The refinery said the milestone was achieved after optimising its Crude Distillation Unit and petrol production lines, and it is now undergoing a 72-hour performance test with technology partner UOP to confirm stability.
For decades, Nigeria has relied almost entirely on imported petrol, diesel and aviation fuel. These imports have cost the country billions of dollars each year, placing persistent pressure on the naira and deepening shortages across both the official and parallel markets.
With Dangote now producing at full scale, the country is finally beginning to see a structural shift in FX demand.
The Dangote effect on the Naira
Market data shows that as of 11 February, the naira traded at N1,348 on the Nigerian Foreign Exchange Market (NFEM) and had settled at N1,364 to the dollar in the official market the previous week.
Analysts say the refinery’s output, now nearing 700,000 barrels per day, is already helping reduce the foreign exchange demand previously used to fund petroleum imports, a phenomenon investors are calling the “Dangote Effect.”
While the naira is currently strong in early 2026, supported by external inflows and policy adjustments, market participants remain cautious.
Any shortfall in dollar injections from the Central Bank could widen spreads in the parallel market, creating pressure on the official rate.

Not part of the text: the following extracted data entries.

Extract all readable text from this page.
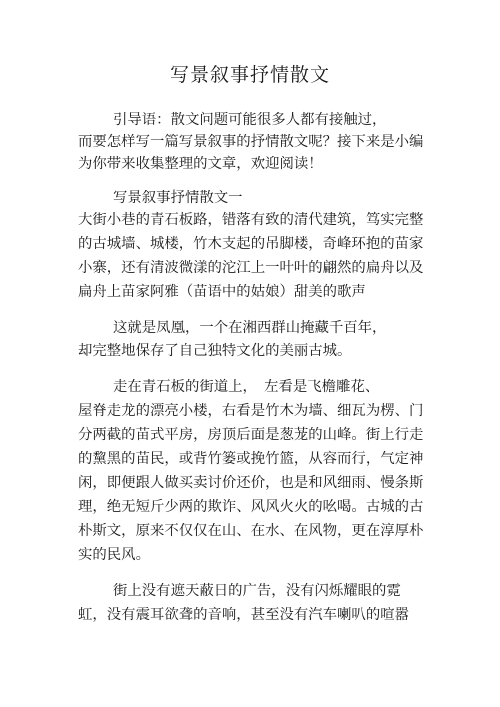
写景叙事抒情散文
引导语：散文问题可能很多人都有接触过，
而要怎样写一篇写景叙事的抒情散文呢？接下来是小编
为你带来收集整理的文章，欢迎阅读！
写景叙事抒情散文一
大街小巷的青石板路，错落有致的清代建筑，笃实完整
的古城墙、城楼，竹木支起的吊脚楼，奇峰环抱的苗家
小寨，还有清波微漾的沱江上一叶叶的翩然的扁舟以及
扁舟上苗家阿雅（苗语中的姑娘）甜美的歌声
这就是凤凰，一个在湘西群山掩藏千百年，
却完整地保存了自己独特文化的美丽古城。
走在青石板的街道上，　左看是飞檐雕花、
屋脊走龙的漂亮小楼，右看是竹木为墙、细瓦为楞、门
分两截的苗式平房，房顶后面是葱茏的山峰。街上行走
的黧黑的苗民，或背竹篓或挽竹篮，从容而行，气定神
闲，即便跟人做买卖讨价还价，也是和风细雨、慢条斯
理，绝无短斤少两的欺诈、风风火火的吆喝。古城的古
朴斯文，原来不仅仅在山、在水、在风物，更在淳厚朴
实的民风。
街上没有遮天蔽日的广告，没有闪烁耀眼的霓
虹，没有震耳欲聋的音响，甚至没有汽车喇叭的喧嚣
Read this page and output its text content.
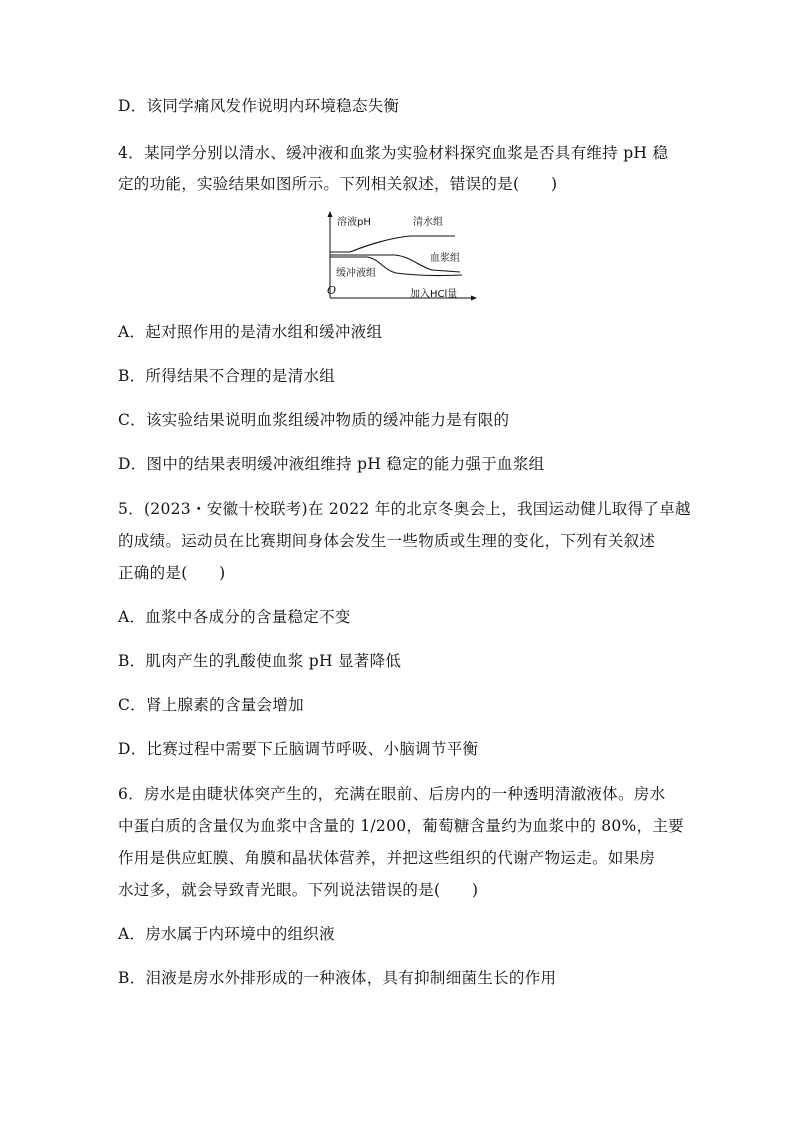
D．该同学痛风发作说明内环境稳态失衡
4．某同学分别以清水、缓冲液和血浆为实验材料探究血浆是否具有维持 pH 稳
定的功能，实验结果如图所示。下列相关叙述，错误的是(　　)
溶液pH	清水组
血浆组
缓冲液组
O	加入HCl量
A．起对照作用的是清水组和缓冲液组
B．所得结果不合理的是清水组
C．该实验结果说明血浆组缓冲物质的缓冲能力是有限的
D．图中的结果表明缓冲液组维持 pH 稳定的能力强于血浆组
5．(2023・安徽十校联考)在 2022 年的北京冬奥会上，我国运动健儿取得了卓越
的成绩。运动员在比赛期间身体会发生一些物质或生理的变化，下列有关叙述
正确的是(　　)
A．血浆中各成分的含量稳定不变
B．肌肉产生的乳酸使血浆 pH 显著降低
C．肾上腺素的含量会增加
D．比赛过程中需要下丘脑调节呼吸、小脑调节平衡
6．房水是由睫状体突产生的，充满在眼前、后房内的一种透明清澈液体。房水
中蛋白质的含量仅为血浆中含量的 1/200，葡萄糖含量约为血浆中的 80%，主要
作用是供应虹膜、角膜和晶状体营养，并把这些组织的代谢产物运走。如果房
水过多，就会导致青光眼。下列说法错误的是(　　)
A．房水属于内环境中的组织液
B．泪液是房水外排形成的一种液体，具有抑制细菌生长的作用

Nevertheless, many observers are cautiously optimistic that the refinery’s operations, alongside ongoing policy measures, can help maintain stability despite global forex volatility.
Billionaire investor Femi Otedola echoed this optimism, describing the refinery’s full-capacity achievement as transformational for Nigeria and Africa.
Writing on X, he noted that domestic refining could ease FX pressures and suggested the naira could strengthen meaningfully, with rates below N1,000 to the dollar increasingly within reach. While his view is bullish, it clearly shows growing confidence that the refinery represents a durable, structural shift rather than a short-term fix.
“Supplying up to 75 million litres of PMS daily changes our energy narrative and conserving foreign exchange. With domestic refining now firmly underway after decades of reliance on imports, pressure on the foreign exchange market should ease significantly. I am optimistic that the naira will strengthen meaningfully, and trading below ₦1,000/$1 before year-end is increasingly within reach.”
Beyond fuel: Industrial and economic implications
The refinery’s impact goes beyond petroleum. Dangote has already begun a $12 billion expansion to increase capacity to 1.4 million barrels per day and add large-scale petrochemical production.
This includes 2.4 million tonnes of polypropylene and 400,000 metric tonnes of Linear Alkyl Benzene annually, materials central to plastics, packaging and cleaning products that Nigeria currently imports in large volumes. Producing them locally could further reduce FX demand from manufacturers while supporting industrial growth.
The full impact on the naira will depend on several factors: the stability of crude supply to the refinery, fiscal and monetary policy, global oil prices, and investor confidence. Yet for the first time in many years, Nigeria has a functioning mega-refinery operating at full capacity, providing a tangible path to reduce one of the economy’s largest sources of FX strain.
For now, what stands out is that industrial capacity is finally meeting domestic economic needs. Market sentiment, supported by data and early investor optimism, suggests the naira could benefit significantly from this structural shift, even as global uncertainties remain.